Just £150 billion (€194 billion) of the UK’s £2 trillion defined benefit (DB) pensions sector has been hedged against longevity risk since 2009, research shows.
But Willis Towers Watson, a pensions consulting firm that carried out the research, says pension schemes are increasingly attracted to de-risking and this year could see a further £20 billion of scheme liabilities hedged.
Hedging out of UK pensioner longevity started in 2009 when Babcock International, an engineering firm, transacted the first ever hedge. Hedging is carried out through either longevity swaps or bulk annuity purchases ¬ – though other methods are being created.
Watsons said that early activity in the market this year suggests more pension schemes will move to de-risk their longevity.
In a ‘De-risking report’ by the firm, Shelly Beard, senior de-risking consultant, said: “Based on the conversations we are having with our clients, it is likely that 2016 could see longevity hedging deals covering over £20 billion of liabilities.”
According to Watsons 2015 saw in excess of £10 billion of liabilities transferred to the insurance market through de-risking transactions – much of it from schemes that had previously transacted.

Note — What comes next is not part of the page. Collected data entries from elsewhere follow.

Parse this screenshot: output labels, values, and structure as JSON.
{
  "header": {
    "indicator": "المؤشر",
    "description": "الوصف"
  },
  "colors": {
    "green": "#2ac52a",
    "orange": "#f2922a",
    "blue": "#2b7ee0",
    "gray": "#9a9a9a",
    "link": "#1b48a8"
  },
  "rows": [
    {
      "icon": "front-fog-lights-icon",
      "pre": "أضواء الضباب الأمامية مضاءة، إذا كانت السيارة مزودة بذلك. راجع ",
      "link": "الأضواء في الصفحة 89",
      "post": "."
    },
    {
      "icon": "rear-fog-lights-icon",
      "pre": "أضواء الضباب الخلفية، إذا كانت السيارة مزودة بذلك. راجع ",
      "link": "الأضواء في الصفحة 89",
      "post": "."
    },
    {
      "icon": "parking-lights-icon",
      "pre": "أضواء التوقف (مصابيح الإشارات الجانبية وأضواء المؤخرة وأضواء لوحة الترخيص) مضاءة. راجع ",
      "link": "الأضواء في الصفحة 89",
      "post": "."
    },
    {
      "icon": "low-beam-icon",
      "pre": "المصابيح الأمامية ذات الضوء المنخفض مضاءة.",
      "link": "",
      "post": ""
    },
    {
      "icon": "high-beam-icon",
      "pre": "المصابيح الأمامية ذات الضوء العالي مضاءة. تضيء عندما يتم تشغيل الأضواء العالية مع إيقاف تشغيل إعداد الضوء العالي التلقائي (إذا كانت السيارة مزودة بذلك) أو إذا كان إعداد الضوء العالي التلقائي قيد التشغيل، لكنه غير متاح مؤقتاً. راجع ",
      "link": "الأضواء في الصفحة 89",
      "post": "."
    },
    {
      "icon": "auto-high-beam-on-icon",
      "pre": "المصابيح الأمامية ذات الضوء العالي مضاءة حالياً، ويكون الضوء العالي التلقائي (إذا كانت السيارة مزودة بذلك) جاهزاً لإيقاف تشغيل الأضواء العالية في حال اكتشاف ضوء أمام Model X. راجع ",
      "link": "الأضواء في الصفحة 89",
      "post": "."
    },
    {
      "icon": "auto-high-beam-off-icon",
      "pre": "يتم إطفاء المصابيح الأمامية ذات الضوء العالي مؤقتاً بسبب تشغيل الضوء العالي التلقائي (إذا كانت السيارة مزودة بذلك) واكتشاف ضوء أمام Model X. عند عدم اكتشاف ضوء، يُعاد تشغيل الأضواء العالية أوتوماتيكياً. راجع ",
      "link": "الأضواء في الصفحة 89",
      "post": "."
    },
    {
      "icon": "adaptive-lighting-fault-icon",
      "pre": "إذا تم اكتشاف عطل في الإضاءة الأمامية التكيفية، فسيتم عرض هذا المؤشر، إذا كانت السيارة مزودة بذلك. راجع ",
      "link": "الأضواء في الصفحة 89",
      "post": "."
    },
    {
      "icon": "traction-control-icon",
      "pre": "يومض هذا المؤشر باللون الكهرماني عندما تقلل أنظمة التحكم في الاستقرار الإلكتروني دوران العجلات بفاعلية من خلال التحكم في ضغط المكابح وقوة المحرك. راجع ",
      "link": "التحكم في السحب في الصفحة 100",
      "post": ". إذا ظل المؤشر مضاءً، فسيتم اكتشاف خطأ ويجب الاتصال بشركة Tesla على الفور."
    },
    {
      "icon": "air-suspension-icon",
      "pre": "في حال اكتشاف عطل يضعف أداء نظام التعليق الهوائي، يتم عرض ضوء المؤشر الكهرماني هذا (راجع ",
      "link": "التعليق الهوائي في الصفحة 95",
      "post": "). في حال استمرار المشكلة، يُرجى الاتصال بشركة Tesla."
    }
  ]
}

Beard said: “The prominence of longevity risk on schemes’ agendas means that we are expecting to see continuing growth in longevity swap markets. 2014 saw deals covering £25 billion of liabilities, including the record breaking £16 billion hedge for the BT Pension Scheme. This flow of deals continued in 2015 with Axa, Heineken and a further deal for Aviva – some £6 billion of liabilities.”